A proposta que será apreciada pelos distritais estabelece normas como a que define o mínimo de 90 dias de antecedência entre a publicação do edital e a realização das provas. Esse é um tema considerado polêmico para os estudantes, que passam às vezes anos na expectativa de abertura de um concurso e, quando as provas são anunciadas, o prazo até o dia do exame, em geral de 60 dias, é considerado muito curto. Outra reclamação comum entre os concurseiros, que agora será regida por lei, é a limitação de caracteres (por exemplo de 10 linhas por questão) para a interposição de recursos. De acordo com a proposta, não haverá mais essa restrição. Será ainda proibida a realização de dois concursos públicos no DF no mesmo dia e também não será mais permitida a abertura de seleção exclusivamente para a criação de cadastro reserva.

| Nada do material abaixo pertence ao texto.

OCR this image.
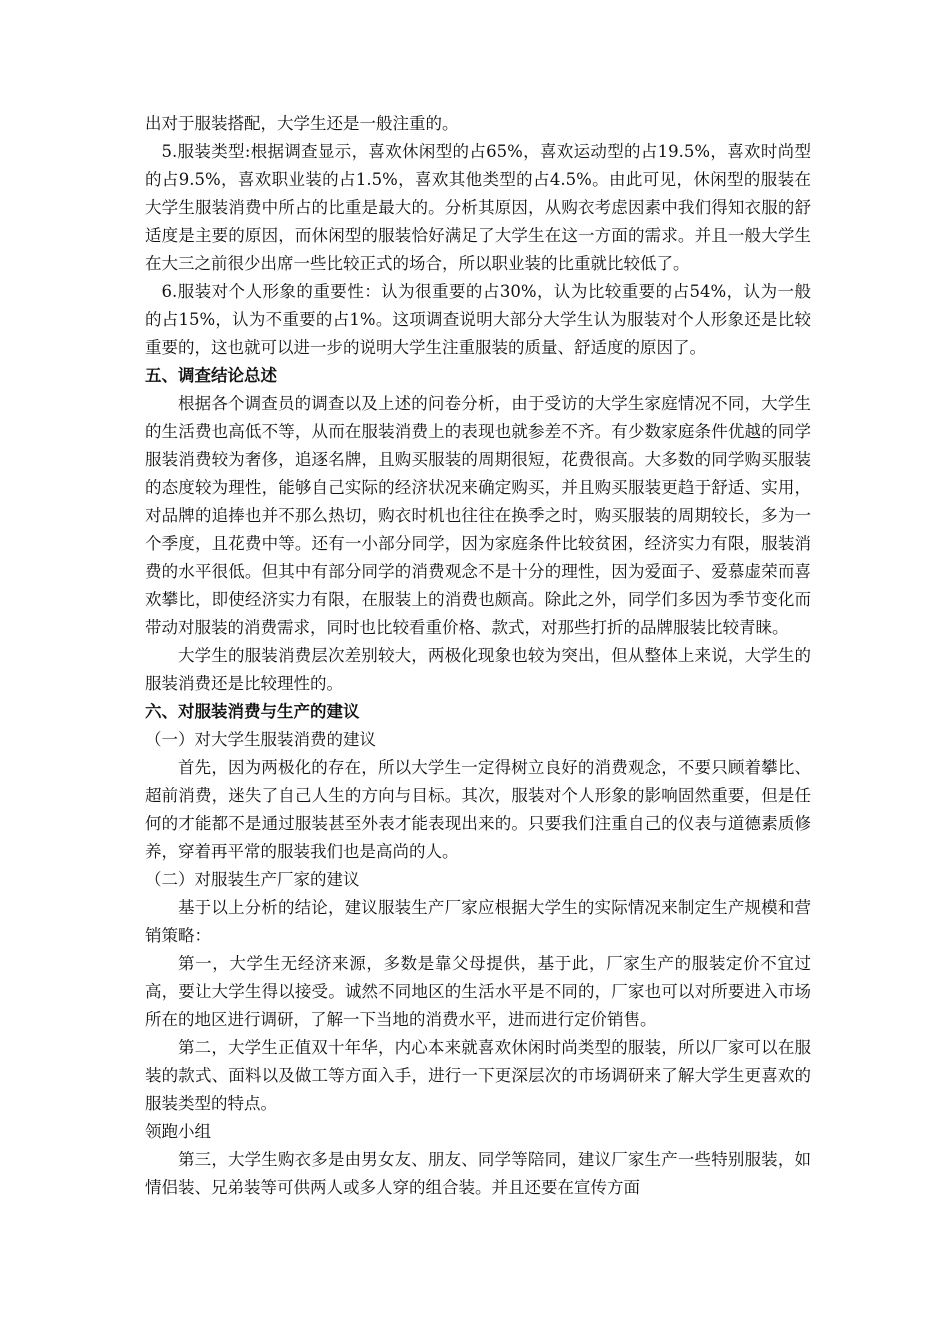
出对于服装搭配，大学生还是一般注重的。

5.服装类型:根据调查显示，喜欢休闲型的占65%，喜欢运动型的占19.5%，喜欢时尚型的占9.5%，喜欢职业装的占1.5%，喜欢其他类型的占4.5%。由此可见，休闲型的服装在大学生服装消费中所占的比重是最大的。分析其原因，从购衣考虑因素中我们得知衣服的舒适度是主要的原因，而休闲型的服装恰好满足了大学生在这一方面的需求。并且一般大学生在大三之前很少出席一些比较正式的场合，所以职业装的比重就比较低了。

6.服装对个人形象的重要性：认为很重要的占30%，认为比较重要的占54%，认为一般的占15%，认为不重要的占1%。这项调查说明大部分大学生认为服装对个人形象还是比较重要的，这也就可以进一步的说明大学生注重服装的质量、舒适度的原因了。

五、调查结论总述

根据各个调查员的调查以及上述的问卷分析，由于受访的大学生家庭情况不同，大学生的生活费也高低不等，从而在服装消费上的表现也就参差不齐。有少数家庭条件优越的同学服装消费较为奢侈，追逐名牌，且购买服装的周期很短，花费很高。大多数的同学购买服装的态度较为理性，能够自己实际的经济状况来确定购买，并且购买服装更趋于舒适、实用，对品牌的追捧也并不那么热切，购衣时机也往往在换季之时，购买服装的周期较长，多为一个季度，且花费中等。还有一小部分同学，因为家庭条件比较贫困，经济实力有限，服装消费的水平很低。但其中有部分同学的消费观念不是十分的理性，因为爱面子、爱慕虚荣而喜欢攀比，即使经济实力有限，在服装上的消费也颇高。除此之外，同学们多因为季节变化而带动对服装的消费需求，同时也比较看重价格、款式，对那些打折的品牌服装比较青睐。

大学生的服装消费层次差别较大，两极化现象也较为突出，但从整体上来说，大学生的服装消费还是比较理性的。

六、对服装消费与生产的建议

（一）对大学生服装消费的建议

首先，因为两极化的存在，所以大学生一定得树立良好的消费观念，不要只顾着攀比、超前消费，迷失了自己人生的方向与目标。其次，服装对个人形象的影响固然重要，但是任何的才能都不是通过服装甚至外表才能表现出来的。只要我们注重自己的仪表与道德素质修养，穿着再平常的服装我们也是高尚的人。

（二）对服装生产厂家的建议

基于以上分析的结论，建议服装生产厂家应根据大学生的实际情况来制定生产规模和营销策略：

第一，大学生无经济来源，多数是靠父母提供，基于此，厂家生产的服装定价不宜过高，要让大学生得以接受。诚然不同地区的生活水平是不同的，厂家也可以对所要进入市场所在的地区进行调研，了解一下当地的消费水平，进而进行定价销售。

第二，大学生正值双十年华，内心本来就喜欢休闲时尚类型的服装，所以厂家可以在服装的款式、面料以及做工等方面入手，进行一下更深层次的市场调研来了解大学生更喜欢的服装类型的特点。

领跑小组

第三，大学生购衣多是由男女友、朋友、同学等陪同，建议厂家生产一些特别服装，如情侣装、兄弟装等可供两人或多人穿的组合装。并且还要在宣传方面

Essas são apenas algumas das normas criadas pelo projeto de lei nº 964 de autoria do Executivo, que recebeu 32 emendas dos distritais (leia quadro abaixo). Aprovada pelas comissões de Constituição e Justiça, Economia e Finanças, a proposta chegou ao plenário na tarde de ontem. Desavisados, no entanto, de que o texto não havia passado pela Comissão de Assuntos Sociais (CAS), trâmite essencial para a apreciação definitiva do tema, os deputados acabaram aprovando a matéria em primeiro turno, o que teve de ser revisto. Embora não tenha validade jurídica, a iniciativa antecipa a disposição dos distritais em endossar o projeto do governo. No fim da sessão, o presidente da Câmara, Patrício (PT), se comprometeu a submeter o tema ao plenário em 1º e 2º turnos.

Alterações

Tema considerado de muito interesse, o projeto contou com o envolvimento de vários deputados, que sugeriram alterações a partir de demandas dos próprios estudantes. Recentemente, em 21 de junho, a Câmara promoveu uma audiência para ouvir a opinião dos concurseiros. Vários dos temas tratados no debate foram incluídos no texto final. Entre eles, o ítem que torna obrigatória a gravação das provas orais e concede ao candidato, durante o prazo estipulado no edital, a cópia da gravação de sua prova.

O projeto previsto para virar lei ainda hoje também versa sobre questões relacionadas à segurança e lisura das provas e, quando esses critérios não forem respeitados, serão cobradas explicações e providências dos responsáveis. Além disso, a empresa contratada para organizar a seleção deverá manter o sigilo das provas, respondendo administrativa e civilmente por atos ou omissões que possam violar os exames.